Die Vorteile der Digitalisierung im Gesundheitsbereich liegen für den Filderstädter Oberbürgermeister Christoph Traub auf der Hand. „Auch in der Großen Kreisstadt ist es nicht selbstverständlich, dass es Haus- und Fachärzte zuhauf gibt.“ In der Tat: Der Schuh drückt von mehreren Seiten. „Wir stoßen an unsere Grenzen“, sagt Oliver Opitz.

Nicht nur Versorgungsengpässe und Fachkräftemangel stellten das Gesundheitswesen vor Herausforderungen, auch der demografische Wandel mit immer komplexeren Krankheiten oder Fragen der künftigen Finanzierung. Zumal die Covid-19-Pandemie gezeigt habe, wie wichtig alternative Lösungswege in der Versorgung seien. Es gibt viel Nachholbedarf, in der Bevölkerung und bei allen Akteuren im Gesundheitswesen.

Laut einer WHO-Studie liegt Deutschland im Europa-Vergleich bei der digitalen Gesundheitskompetenz auf dem letzten Platz. Die Fähigkeiten der Menschen, Informationen aus dem Internet für die eigene Gesundheit zu nutzen, sind schlecht. „Es ist oft nicht die Technik, an der es liegt, sondern die Verwendung der Technik“, sagt der Mediziner Opitz. Die Kompetenz fehlt.

Die Innovation muss bei den Bürgerinnen und Bürgern ankommen

Dabei wird die in Zukunft entscheidend sein. „Die digitale Transformation kommt sowieso, ob wir es wollen oder nicht.“ Von den Vorteilen ist Oliver Opitz überzeugt. Mithilfe von digitalen Möglichkeiten könne die Versorgung sichergestellt oder sogar verbessert werden. Internationale Studien belegten das.
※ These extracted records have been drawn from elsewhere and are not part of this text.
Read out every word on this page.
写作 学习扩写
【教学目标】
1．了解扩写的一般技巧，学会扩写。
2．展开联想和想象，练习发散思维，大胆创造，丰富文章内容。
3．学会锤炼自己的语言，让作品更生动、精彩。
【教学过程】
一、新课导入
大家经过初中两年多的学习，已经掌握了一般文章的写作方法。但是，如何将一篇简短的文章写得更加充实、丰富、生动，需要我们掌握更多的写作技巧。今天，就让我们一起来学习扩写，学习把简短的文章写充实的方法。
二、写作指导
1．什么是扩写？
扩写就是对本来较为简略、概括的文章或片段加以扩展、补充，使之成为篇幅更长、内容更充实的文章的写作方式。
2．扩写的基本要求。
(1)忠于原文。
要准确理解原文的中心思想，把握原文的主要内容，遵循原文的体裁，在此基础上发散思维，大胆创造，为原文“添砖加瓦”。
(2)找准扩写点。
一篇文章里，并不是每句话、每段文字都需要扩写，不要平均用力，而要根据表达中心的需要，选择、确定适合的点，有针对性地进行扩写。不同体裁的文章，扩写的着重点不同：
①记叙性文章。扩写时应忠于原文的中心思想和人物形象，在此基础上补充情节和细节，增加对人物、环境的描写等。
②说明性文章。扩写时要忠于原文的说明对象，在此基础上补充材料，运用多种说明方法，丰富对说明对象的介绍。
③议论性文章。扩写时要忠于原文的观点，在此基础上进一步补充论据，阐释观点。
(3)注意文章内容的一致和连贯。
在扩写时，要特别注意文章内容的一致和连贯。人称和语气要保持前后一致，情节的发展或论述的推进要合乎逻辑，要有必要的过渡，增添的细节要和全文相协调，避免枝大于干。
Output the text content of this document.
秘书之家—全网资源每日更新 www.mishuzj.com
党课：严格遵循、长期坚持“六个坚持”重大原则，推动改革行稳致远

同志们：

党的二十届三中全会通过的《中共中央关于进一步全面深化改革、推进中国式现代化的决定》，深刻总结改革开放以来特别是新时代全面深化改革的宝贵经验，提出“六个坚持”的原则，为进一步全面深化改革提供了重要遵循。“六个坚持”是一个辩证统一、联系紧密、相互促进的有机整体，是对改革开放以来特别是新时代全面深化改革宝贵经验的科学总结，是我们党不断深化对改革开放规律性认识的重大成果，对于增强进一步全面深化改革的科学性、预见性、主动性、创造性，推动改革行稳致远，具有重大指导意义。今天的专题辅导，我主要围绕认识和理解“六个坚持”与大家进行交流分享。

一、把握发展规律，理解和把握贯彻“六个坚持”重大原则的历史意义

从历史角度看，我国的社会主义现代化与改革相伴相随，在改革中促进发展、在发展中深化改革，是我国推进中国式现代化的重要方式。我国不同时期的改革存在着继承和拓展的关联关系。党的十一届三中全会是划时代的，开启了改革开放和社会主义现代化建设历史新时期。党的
Das Ganze sei eine Herkulesaufgabe, aber „wir haben die Chance, das Gesundheitssystem vor den Grenzen, gegen die es langsam läuft, zu bewahren“. Allerdings: Eine Innovation sei erst eine echte Innovation, wenn sie auch bei der Bürgerschaft ankomme.

Digital Health Truck und Botschafter unterwegs

Region Stuttgart
Mit dem Digital Health Truck ist das Team der Koordinierungsstelle Telemedizin BW ständig unterwegs, um Ausstellungsstücke und technische Entwicklungen zur digitalen Gesundheit der Bürgerschaft sowie Menschen aus Gesundheitsberufen vorzustellen. In der Region Stuttgart ist er bis zum Sommer laut aktuellem Zeitplan am 13. Mai beim Verbandstag des Landfrauenverbands auf der Landesmesse und am 24. Juni beim Landkreisfest Ludwigsburg am örtlichen Landratsamt. Mehr Informationen auf www.telemedbw.de.

Filderstadt
Die digitalen Gesundheitsbotschafter aus Filderstadt sind am 20. Mai beim Stadtteilflohmarkt in Bonlanden, am 1. Juni und am 2. Oktober beim Gesundheitsdialog auf Wochen- und Krämermärkten in Bonlanden, außerdem sind sie bei Vorträgen. Einzelbegleitungen sind ebenso möglich. Mehr Informationen auf www.gut-versorgt-in-filderstadt.de.